The DPP must consider in giving his consent—subsections (4), (5) and (6)—whether the person's acquittal acts as a bar to a retrial before giving his consent to reinvestigate. He must not give his consent unless he is satisfied that—subsection (6)—as a result of the investigations there is, or is likely to be, sufficient new evidence to warrant the conduct of the investigation and that it is in the public interest for the investigation to proceed.
The steps which therefore require consent are set out in subsection (3)—the arrest or questioning of the acquitted person; a search of him or his premises; a search of a vehicle owned by him; a seizure of anything; or taking his fingerprints or a sample from him. The application itself is subject to the further safeguard that the application must be made—subsection (4)—by an officer who, if we are talking about the Metropolitan Police or the City of London Police, is of the rank of commander or above, and in any other case of an assistant chief constable.

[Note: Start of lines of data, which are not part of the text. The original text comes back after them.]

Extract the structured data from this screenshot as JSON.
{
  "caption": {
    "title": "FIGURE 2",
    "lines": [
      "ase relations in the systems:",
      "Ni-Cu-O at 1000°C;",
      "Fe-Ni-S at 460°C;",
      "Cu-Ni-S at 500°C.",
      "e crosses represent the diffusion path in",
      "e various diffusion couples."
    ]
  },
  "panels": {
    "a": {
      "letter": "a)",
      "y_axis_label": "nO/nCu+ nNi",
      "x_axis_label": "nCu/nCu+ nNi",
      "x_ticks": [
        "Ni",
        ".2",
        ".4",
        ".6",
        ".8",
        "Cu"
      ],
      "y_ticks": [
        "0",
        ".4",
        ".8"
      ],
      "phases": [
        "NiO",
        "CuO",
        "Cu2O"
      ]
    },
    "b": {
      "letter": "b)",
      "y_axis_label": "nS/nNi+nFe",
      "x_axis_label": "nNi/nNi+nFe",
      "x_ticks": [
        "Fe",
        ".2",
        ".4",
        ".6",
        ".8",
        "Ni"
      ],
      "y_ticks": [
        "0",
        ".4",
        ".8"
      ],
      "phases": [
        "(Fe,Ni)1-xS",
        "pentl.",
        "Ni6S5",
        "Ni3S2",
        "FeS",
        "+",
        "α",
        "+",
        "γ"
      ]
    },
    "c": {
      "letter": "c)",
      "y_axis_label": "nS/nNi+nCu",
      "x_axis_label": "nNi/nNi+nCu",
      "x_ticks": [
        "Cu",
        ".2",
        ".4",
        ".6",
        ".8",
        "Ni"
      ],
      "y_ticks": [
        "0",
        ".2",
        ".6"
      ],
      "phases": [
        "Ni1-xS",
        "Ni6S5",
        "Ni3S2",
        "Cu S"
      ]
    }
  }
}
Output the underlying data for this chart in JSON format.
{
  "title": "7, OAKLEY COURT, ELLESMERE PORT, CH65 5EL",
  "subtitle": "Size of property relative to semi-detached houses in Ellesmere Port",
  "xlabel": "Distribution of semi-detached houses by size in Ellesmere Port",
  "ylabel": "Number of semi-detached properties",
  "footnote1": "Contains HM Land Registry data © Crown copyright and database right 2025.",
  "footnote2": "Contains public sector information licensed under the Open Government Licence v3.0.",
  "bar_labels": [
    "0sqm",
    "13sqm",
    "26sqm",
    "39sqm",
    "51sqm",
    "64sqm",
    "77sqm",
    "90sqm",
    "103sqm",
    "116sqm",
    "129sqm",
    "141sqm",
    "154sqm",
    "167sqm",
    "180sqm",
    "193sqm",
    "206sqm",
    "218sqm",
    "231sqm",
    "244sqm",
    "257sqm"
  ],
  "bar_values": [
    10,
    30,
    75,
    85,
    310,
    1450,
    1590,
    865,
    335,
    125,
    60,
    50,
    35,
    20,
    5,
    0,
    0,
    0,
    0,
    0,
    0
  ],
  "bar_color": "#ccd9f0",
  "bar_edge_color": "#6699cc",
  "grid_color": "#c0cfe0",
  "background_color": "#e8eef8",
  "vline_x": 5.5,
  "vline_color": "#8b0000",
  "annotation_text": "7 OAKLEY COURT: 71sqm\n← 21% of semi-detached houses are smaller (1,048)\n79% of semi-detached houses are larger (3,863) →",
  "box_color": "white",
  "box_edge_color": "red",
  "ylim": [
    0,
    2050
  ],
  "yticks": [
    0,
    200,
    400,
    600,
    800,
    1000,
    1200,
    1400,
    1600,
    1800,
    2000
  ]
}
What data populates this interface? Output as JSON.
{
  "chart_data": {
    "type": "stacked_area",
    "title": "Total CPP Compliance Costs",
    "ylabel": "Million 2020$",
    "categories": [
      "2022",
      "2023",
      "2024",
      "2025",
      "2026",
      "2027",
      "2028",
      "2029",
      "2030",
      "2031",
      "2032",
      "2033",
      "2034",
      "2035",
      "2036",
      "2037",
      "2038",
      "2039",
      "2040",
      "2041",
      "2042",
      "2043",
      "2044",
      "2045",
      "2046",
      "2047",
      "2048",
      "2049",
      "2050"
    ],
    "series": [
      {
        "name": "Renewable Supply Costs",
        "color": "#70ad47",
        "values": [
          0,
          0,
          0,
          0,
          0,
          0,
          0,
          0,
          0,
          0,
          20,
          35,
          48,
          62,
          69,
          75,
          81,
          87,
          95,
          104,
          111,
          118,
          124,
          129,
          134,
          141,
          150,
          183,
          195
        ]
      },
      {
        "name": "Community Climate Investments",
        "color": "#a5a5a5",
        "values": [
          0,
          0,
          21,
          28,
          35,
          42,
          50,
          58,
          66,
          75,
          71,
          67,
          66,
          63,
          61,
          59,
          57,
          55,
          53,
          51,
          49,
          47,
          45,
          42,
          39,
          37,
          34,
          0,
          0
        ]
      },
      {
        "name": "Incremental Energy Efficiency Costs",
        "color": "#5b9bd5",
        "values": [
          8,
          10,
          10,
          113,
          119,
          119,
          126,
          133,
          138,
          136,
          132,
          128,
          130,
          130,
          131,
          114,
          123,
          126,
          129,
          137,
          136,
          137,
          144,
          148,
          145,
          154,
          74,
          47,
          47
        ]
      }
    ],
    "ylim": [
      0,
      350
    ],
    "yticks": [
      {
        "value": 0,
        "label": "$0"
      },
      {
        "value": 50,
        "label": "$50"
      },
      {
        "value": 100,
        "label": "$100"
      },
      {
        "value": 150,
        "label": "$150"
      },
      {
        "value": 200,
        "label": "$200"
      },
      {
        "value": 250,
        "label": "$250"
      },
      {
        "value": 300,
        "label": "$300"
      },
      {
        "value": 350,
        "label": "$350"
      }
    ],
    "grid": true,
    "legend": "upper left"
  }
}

Those safeguards appear to us to be very substantial. They come of course before the safeguard of the requirement that there is ultimately an application by the DPP that he has considered the case personally and which is accepted by the Court of Appeal. We do not see—and are not persuaded to accept the amendment therefore—the necessity and the desirability of adding an additional requirement that the DPP should have to seek the leave of a Crown Court judge.